Austin Sees Spike in Recycling After Boil-Water Notice

Austin handed out roughly 626,000 gallons of bottled water over four days

Austin's recycling center became overwhelmed by a spike in recycled plastic items in the weeks after the city ended its boil-water notice following flooding that filled lakes with silt, mud and debris.

Austin Resource Recovery saw the number of recyclables collected in October increase 8.7 percent from the same month last year, the Austin American-Statesman reported . The center's data show November's recyclables jumped 5 percent from the previous year.

Austin officials told residents on Oct. 22 to boil their tap water before drinking it after rain and flooding overloaded water treatment plants' capacity. The notice led panicked residents to clear grocery stores out of plastic water bottles and jugs before the city lifted the order Oct. 28.

Austin handed out roughly 626,000 gallons of bottled water over four days.

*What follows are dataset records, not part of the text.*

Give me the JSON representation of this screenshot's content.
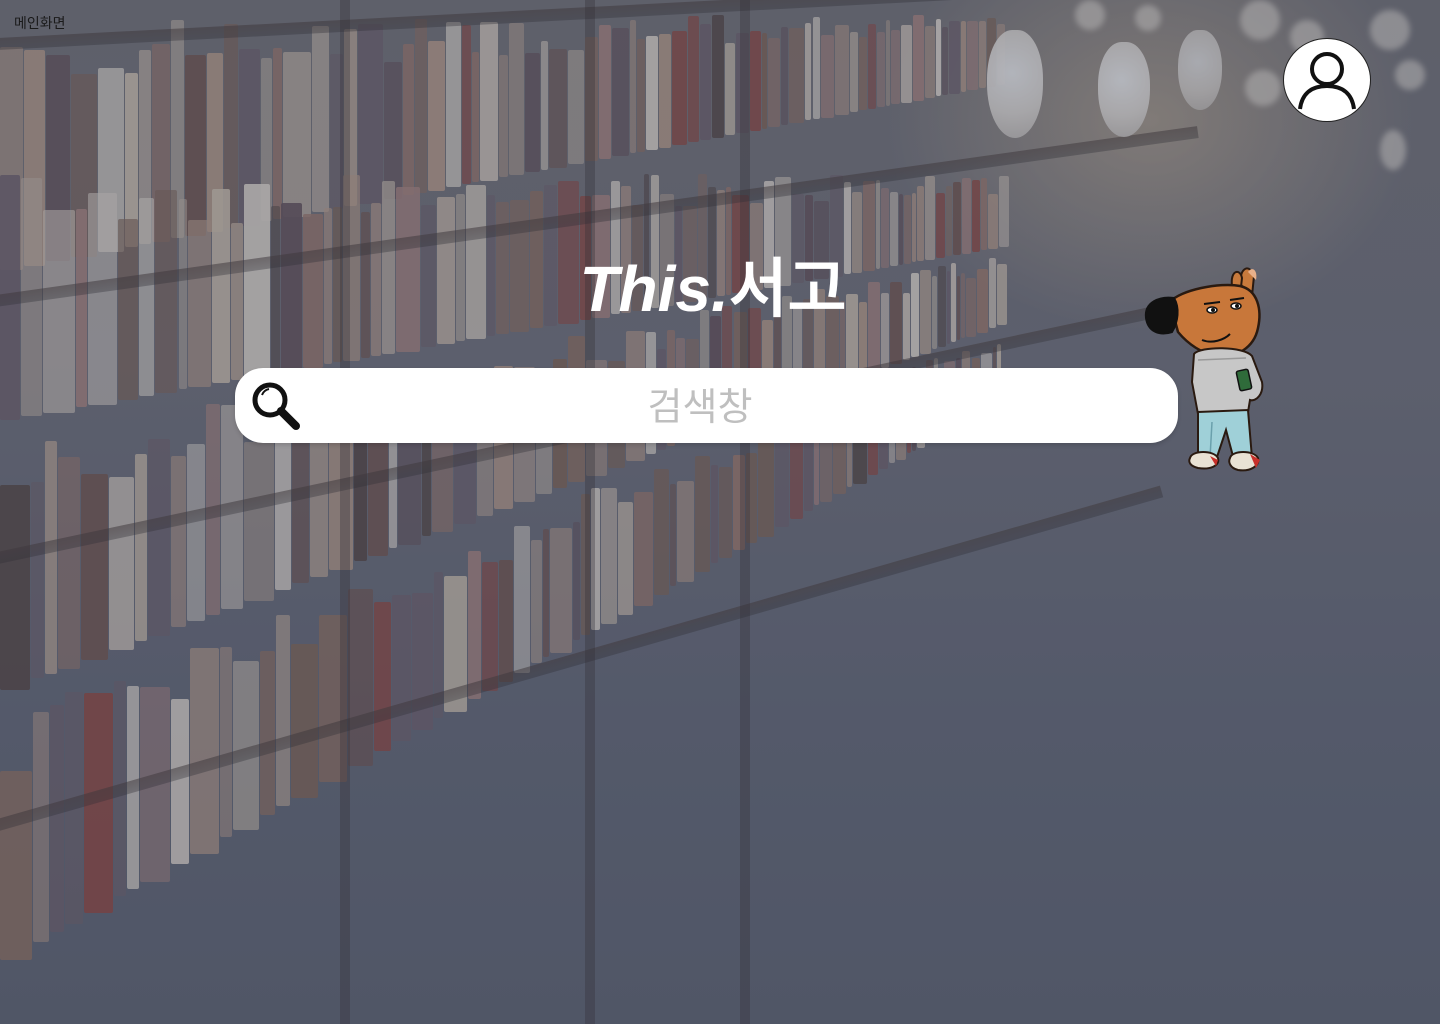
{
  "page": {
    "label": "메인화면"
  },
  "header": {
    "profile_icon": "user-icon"
  },
  "logo": {
    "text_en": "This.",
    "text_ko": "서고"
  },
  "search": {
    "placeholder": "검색창",
    "value": "",
    "icon": "magnifier-icon"
  },
  "mascot": {
    "icon": "dog-mascot-illustration"
  },
  "background": {
    "description_icon": "library-bookshelf-photo"
  },
  "colors": {
    "logo_text": "#ffffff",
    "search_bg": "#ffffff",
    "placeholder": "#bfbfbf",
    "overlay": "#5b5f6d"
  }
}
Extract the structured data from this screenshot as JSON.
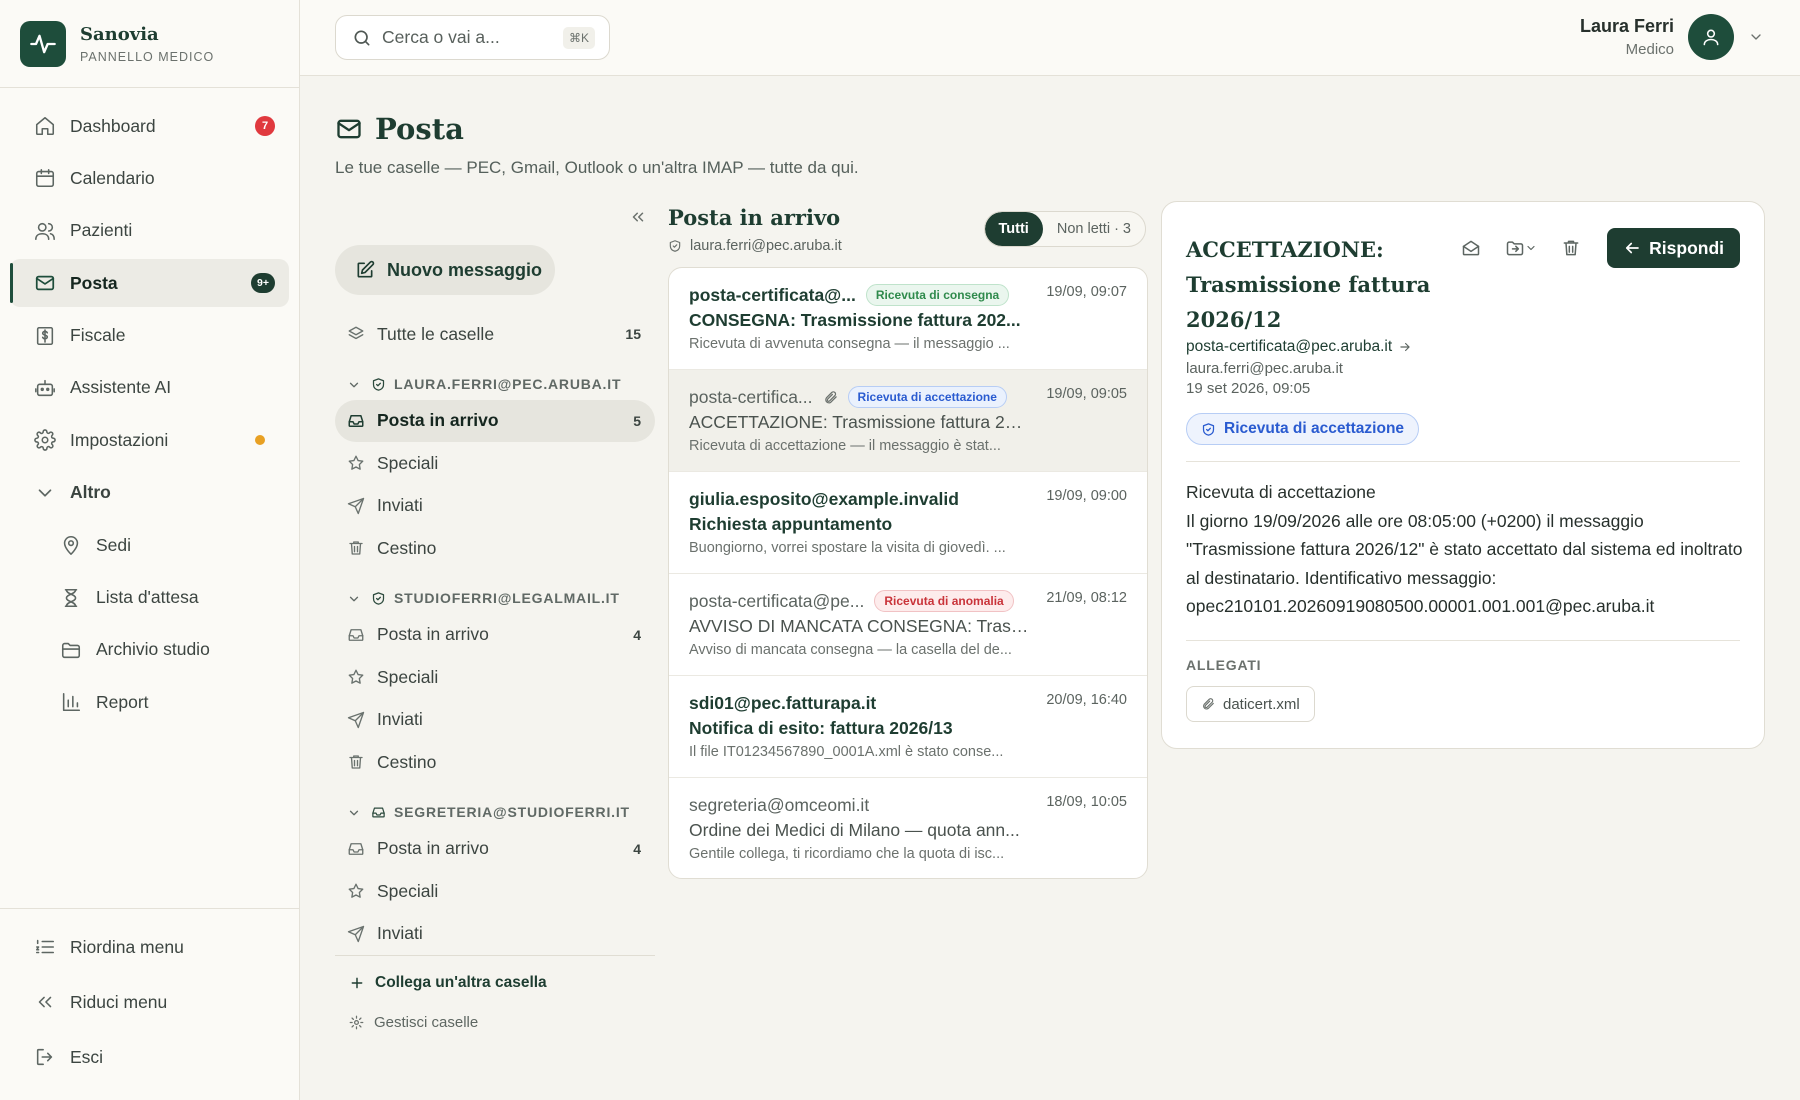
{
  "brand": {
    "name": "Sanovia",
    "subtitle": "PANNELLO MEDICO"
  },
  "sidebar": {
    "items": [
      {
        "label": "Dashboard",
        "icon": "home-icon",
        "badge": "7"
      },
      {
        "label": "Calendario",
        "icon": "calendar-icon"
      },
      {
        "label": "Pazienti",
        "icon": "users-icon"
      },
      {
        "label": "Posta",
        "icon": "mail-icon",
        "badge": "9+",
        "active": true
      },
      {
        "label": "Fiscale",
        "icon": "receipt-icon"
      },
      {
        "label": "Assistente AI",
        "icon": "bot-icon"
      },
      {
        "label": "Impostazioni",
        "icon": "gear-icon",
        "dot": true
      }
    ],
    "group": {
      "label": "Altro",
      "expanded": true
    },
    "sub_items": [
      {
        "label": "Sedi",
        "icon": "map-pin-icon"
      },
      {
        "label": "Lista d'attesa",
        "icon": "hourglass-icon"
      },
      {
        "label": "Archivio studio",
        "icon": "folder-icon"
      },
      {
        "label": "Report",
        "icon": "bar-chart-icon"
      }
    ],
    "bottom": {
      "reorder": "Riordina menu",
      "collapse": "Riduci menu",
      "logout": "Esci"
    }
  },
  "topbar": {
    "search_placeholder": "Cerca o vai a...",
    "shortcut": "⌘K",
    "user_name": "Laura Ferri",
    "user_role": "Medico"
  },
  "page": {
    "title": "Posta",
    "subtitle": "Le tue caselle — PEC, Gmail, Outlook o un'altra IMAP — tutte da qui."
  },
  "mailboxes": {
    "new_message": "Nuovo messaggio",
    "all_label": "Tutte le caselle",
    "all_count": "15",
    "accounts": [
      {
        "address": "LAURA.FERRI@PEC.ARUBA.IT",
        "folders": [
          {
            "label": "Posta in arrivo",
            "count": "5",
            "active": true
          },
          {
            "label": "Speciali"
          },
          {
            "label": "Inviati"
          },
          {
            "label": "Cestino"
          }
        ]
      },
      {
        "address": "STUDIOFERRI@LEGALMAIL.IT",
        "folders": [
          {
            "label": "Posta in arrivo",
            "count": "4"
          },
          {
            "label": "Speciali"
          },
          {
            "label": "Inviati"
          },
          {
            "label": "Cestino"
          }
        ]
      },
      {
        "address": "SEGRETERIA@STUDIOFERRI.IT",
        "folders": [
          {
            "label": "Posta in arrivo",
            "count": "4"
          },
          {
            "label": "Speciali"
          },
          {
            "label": "Inviati"
          }
        ]
      }
    ],
    "add_account": "Collega un'altra casella",
    "manage": "Gestisci caselle"
  },
  "list": {
    "title": "Posta in arrivo",
    "address": "laura.ferri@pec.aruba.it",
    "filter_all": "Tutti",
    "filter_unread": "Non letti · 3",
    "messages": [
      {
        "from": "posta-certificata@...",
        "tag": "Ricevuta di consegna",
        "tag_color": "#2f8a4c",
        "time": "19/09, 09:07",
        "subject": "CONSEGNA: Trasmissione fattura 202...",
        "preview": "Ricevuta di avvenuta consegna — il messaggio ...",
        "unread": true
      },
      {
        "from": "posta-certifica...",
        "attachment": true,
        "tag": "Ricevuta di accettazione",
        "tag_color": "#2a5bd0",
        "time": "19/09, 09:05",
        "subject": "ACCETTAZIONE: Trasmissione fattura 20...",
        "preview": "Ricevuta di accettazione — il messaggio è stat...",
        "selected": true
      },
      {
        "from": "giulia.esposito@example.invalid",
        "time": "19/09, 09:00",
        "subject": "Richiesta appuntamento",
        "preview": "Buongiorno, vorrei spostare la visita di giovedì. ...",
        "unread": true
      },
      {
        "from": "posta-certificata@pe...",
        "tag": "Ricevuta di anomalia",
        "tag_color": "#c9343a",
        "time": "21/09, 08:12",
        "subject": "AVVISO DI MANCATA CONSEGNA: Trasmi...",
        "preview": "Avviso di mancata consegna — la casella del de..."
      },
      {
        "from": "sdi01@pec.fatturapa.it",
        "time": "20/09, 16:40",
        "subject": "Notifica di esito: fattura 2026/13",
        "preview": "Il file IT01234567890_0001A.xml è stato conse...",
        "unread": true
      },
      {
        "from": "segreteria@omceomi.it",
        "time": "18/09, 10:05",
        "subject": "Ordine dei Medici di Milano — quota ann...",
        "preview": "Gentile collega, ti ricordiamo che la quota di isc..."
      }
    ]
  },
  "reader": {
    "subject": "ACCETTAZIONE: Trasmissione fattura 2026/12",
    "from": "posta-certificata@pec.aruba.it",
    "to": "laura.ferri@pec.aruba.it",
    "date": "19 set 2026, 09:05",
    "tag": "Ricevuta di accettazione",
    "reply": "Rispondi",
    "body": "Ricevuta di accettazione\nIl giorno 19/09/2026 alle ore 08:05:00 (+0200) il messaggio \"Trasmissione fattura 2026/12\" è stato accettato dal sistema ed inoltrato al destinatario. Identificativo messaggio: opec210101.20260919080500.00001.001.001@pec.aruba.it",
    "attachments_label": "ALLEGATI",
    "attachment": "daticert.xml"
  },
  "colors": {
    "brand": "#1e4d3b",
    "accent_dark": "#1e3d31",
    "badge_red": "#e0393e",
    "dot_orange": "#e8a023"
  }
}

Ron Romero, the city recycling center's division manager for operations, said the amount of plastic recycled in three weeks following the crisis was "just crazy."

The center picked up roughly 5,230 tons of recycling in October, up from around 4,800 tons the same month last year. Collectors picked up about 5,160 tons of recyclables in November, an increase from about 4,900 tons the previous year.

Austin Resource Recovery had 40 staff members work overtime in the two weeks after the boil-water notice. The center also used additional trucks to recover the high volume, while residents had recycling carts overflowing with plastics and set up extra boxes along their curbs.

"It was really a surprise. They were telling everyone to boil the water. We didn't see it with the amount of recyclables that we collected," Romero said. "I don't think they necessarily heeded that advice."